Deleted scenes offer interesting glimpses into what a movie could have looked like and, as such, are usually the most hotly anticipated bonus material of any home release. The films of the Marvel Cinematic Universe (MCU) are no different. Because of their shared universe structure, what gets left on the cutting room floor may contain fun Easter eggs for Marvel comics fans or hints at where the universe is heading.
In the MCU, material left out of a final cut can include great moments of character development, key contextual details that might help less comics-savvy audiences understand the story better, or just extra gags that add even more laughs in the cinema - something audiences have come to expect from even the darkest Marvel movies.
Before mastering the mystic arts and becoming the Sorceror Supreme, Dr. Stephen Strange must learn humility. We would have gotten a taste of his buried sense of compassion in this deleted scene, in which the good doctor takes a moment to fix the broken paw of a dog on the streets of Kathmandu.
As Strange ties a splint to the stray's leg, we see a hooded figure watching him from the shadows - presumably judging that this one kind act might be enough to grant him an audience with the Ancient One.
Captain America's arc through the MCU is defined by him being a man out of time, and this scene cut from The Avengers would have been the first to really underline this tragic element of his character. During the three minute sequence, we see Steve Rogers wistfully look through the files of his old army buddies and contemplate the idea of reconnecting with an elderly Peggy Carter or even reaching out to Howard Stark's son.
He also takes a trip to a cafe by Stark Tower where he confuses a waitress's mention of "wireless" to mean radio - before being nudged by Stan Lee to "get her number."

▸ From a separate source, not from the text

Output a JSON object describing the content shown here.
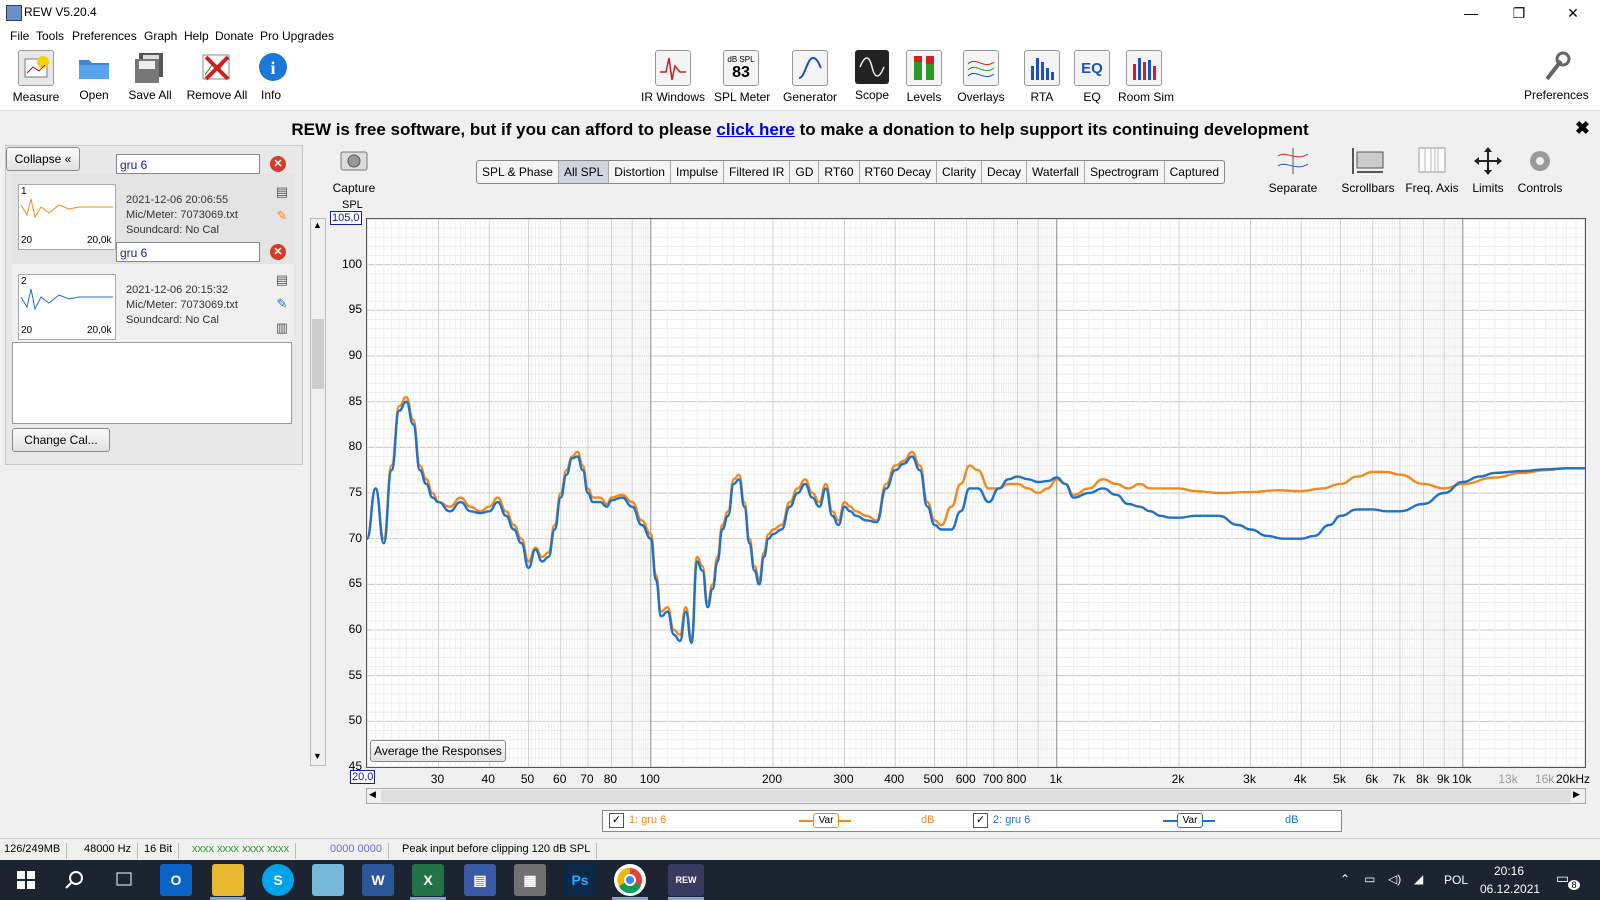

We all know Loki's ego is big enough to fill the nine realms, but this scene that was cut from Thor: The Dark World really hammers it home. The scene begins with the camera weaving through Asgard, arriving in the royal palace to see a huge, cheering crowd in the throne room. A robed figure ascends the steps as Volstagg, Lady Sif, and Fandral bow.
But it's not Odin or Thor receiving an adoring reception - it's King Loki. As he reaches the top, Mjolnir flies into his hand and he basks in the applause. It's not until Frigga breaks the illusion that we realize we've been swept into one of Loki's private fantasies. While the trickster god was painted as a petulant tyrant in The Avengers, this scene shows that, deep down, he just wants to be loved in the way his brother is.
The confirmed existence of the Quantum Realm in the MCU opens up an entire microverse of possibilities for future Marvel Studios' films, one which has been barely explored so far. We could have gotten a taste of just how expansive this peculiar realm is if this scene had made the final cut in Ant-Man and the Wasp.
The scene in question has Janet van Dyne showing a bemused Hank Pym around the place she's been trapped in for decades, telling him that there's more to the realm than they previously thought, including "worlds upon worlds, entire civilizations."
In early Fantastic Four history, Doctor Doom conquered one of these civilizations, providing a possible entry point for the team's arrival in the MCU.